The main body of the script

With the two handlers defined at the bottom of the script, all that remains is to iterate through the list of strings, sending each string in turn to each handler. What comes back is the piece of text you desire, which set the contents of... is what lets me replace the original item in the list with the new version. I was mindful not to retain empty strings (""), and the processedNumericalString() handler swaps those out for an AppleScript object called missing value that represents exactly what it says (it's the closest pre-defined AppleScript object to what other languages often call null or nil). Anyway, the important this is it isn't a string, because the final line of the script's run is:

return the strings in L

and this does exactly that: any item in the list that is not a string (or text) class of object is discarded. You can, of course, swap this line for:

set myVar to the strings in L

if you need it assigned to a variable in order to keep using it.


ADDENDUM

The OP added:

The list I described as myVar in the original post is always changing over time, I want the process of taking the items in myVar and isolating all the numbers to repeat indefinitely

OK. Let's bung the main part of the script into another handler:

to formNumericalStringsWithItems from L as list
    local L

    repeat with textItem in L
        set stringOfDigits to filterCharacters from textItem thru digits
        set numericalString to the processedNumericalString(stringOfDigits)
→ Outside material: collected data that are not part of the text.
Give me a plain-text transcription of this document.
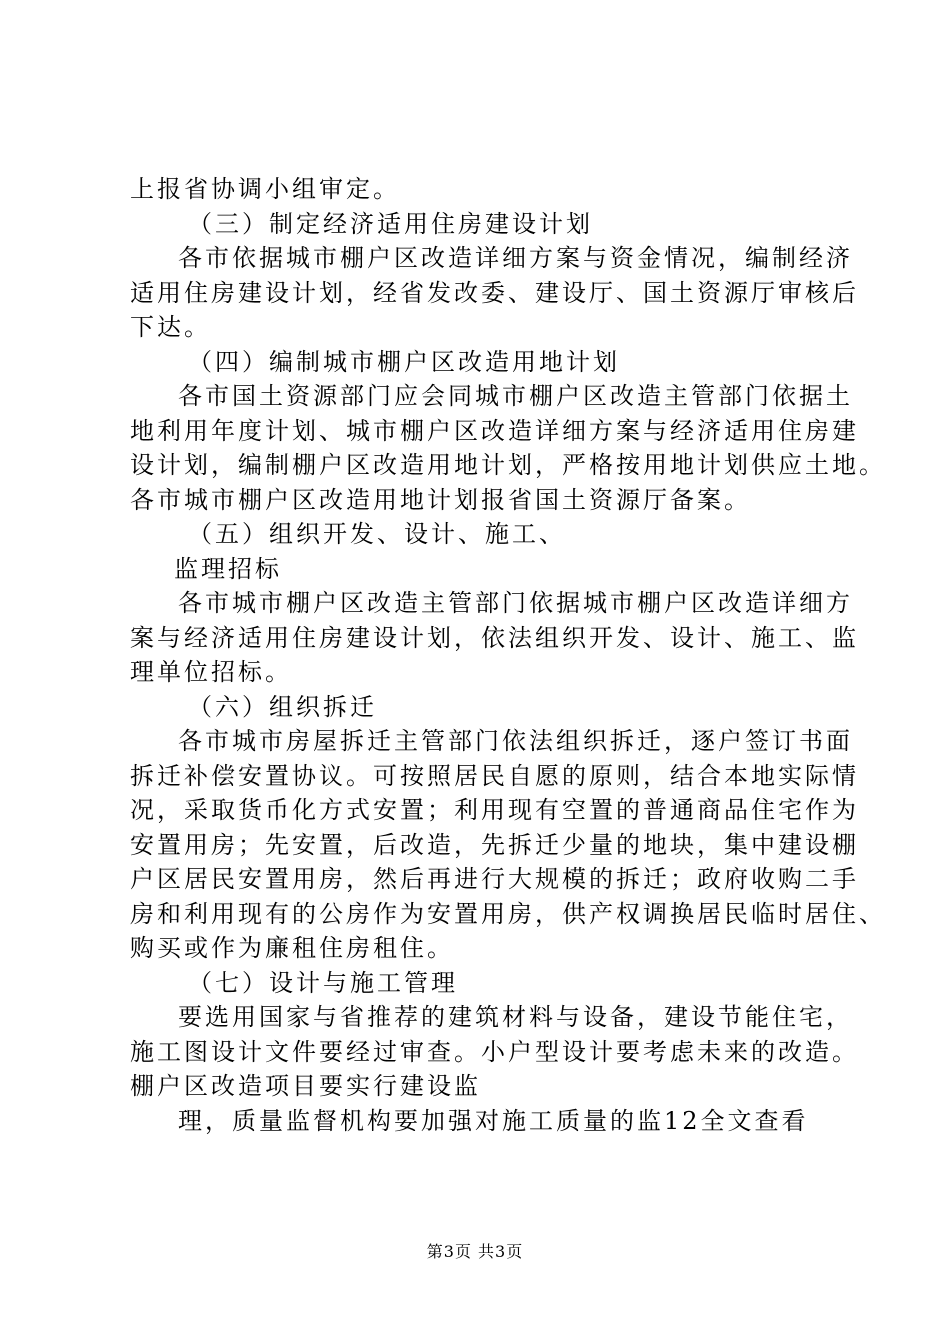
上报省协调小组审定。
（三）制定经济适用住房建设计划
各市依据城市棚户区改造详细方案与资金情况，编制经济
适用住房建设计划，经省发改委、建设厅、国土资源厅审核后
下达。
（四）编制城市棚户区改造用地计划
各市国土资源部门应会同城市棚户区改造主管部门依据土
地利用年度计划、城市棚户区改造详细方案与经济适用住房建
设计划，编制棚户区改造用地计划，严格按用地计划供应土地。
各市城市棚户区改造用地计划报省国土资源厅备案。
（五）组织开发、设计、施工、
监理招标
各市城市棚户区改造主管部门依据城市棚户区改造详细方
案与经济适用住房建设计划，依法组织开发、设计、施工、监
理单位招标。
（六）组织拆迁
各市城市房屋拆迁主管部门依法组织拆迁，逐户签订书面
拆迁补偿安置协议。可按照居民自愿的原则，结合本地实际情
况，采取货币化方式安置；利用现有空置的普通商品住宅作为
安置用房；先安置，后改造，先拆迁少量的地块，集中建设棚
户区居民安置用房，然后再进行大规模的拆迁；政府收购二手
房和利用现有的公房作为安置用房，供产权调换居民临时居住、
购买或作为廉租住房租住。
（七）设计与施工管理
要选用国家与省推荐的建筑材料与设备，建设节能住宅，
施工图设计文件要经过审查。小户型设计要考虑未来的改造。
棚户区改造项目要实行建设监
理，质量监督机构要加强对施工质量的监12全文查看
第3页 共3页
        set the contents of the textItem to the numericalString
    end repeat

    return the strings in L
end formNumericalStringsWithItems

Place this with the other handlers to keep it separate and out of the way now. The main body of the script is reduced to these two lines, where I've used the identifier myVar instead of L just for clarity:

set myVar to {"abc", "qwerty.24", "01 abc23xyz", "123abc456", "2.1abc", "20"}
set myNewAndImprovedVar to formNumericalStringsWithItems from myVar

Now, wherever myVar in your script gets updated/changed, you follow it with a call to this new handler, as I've illustrated here.

Just be clear about how I've delineated the different "parts" of the script: keep the property declarations at the top—don't put them inside your repeat loop; also don't put the handler declarations inside the repeat loop—I put all of mine at the bottom of the script, where I've marked a line and headed a section only for handlers. The "main body" of the script (despite now only being two lines here) is what your code will occupy, so keep things neat and grouped (it's why I separate the property declarations from the main body by two paragraph breaks instead of just one).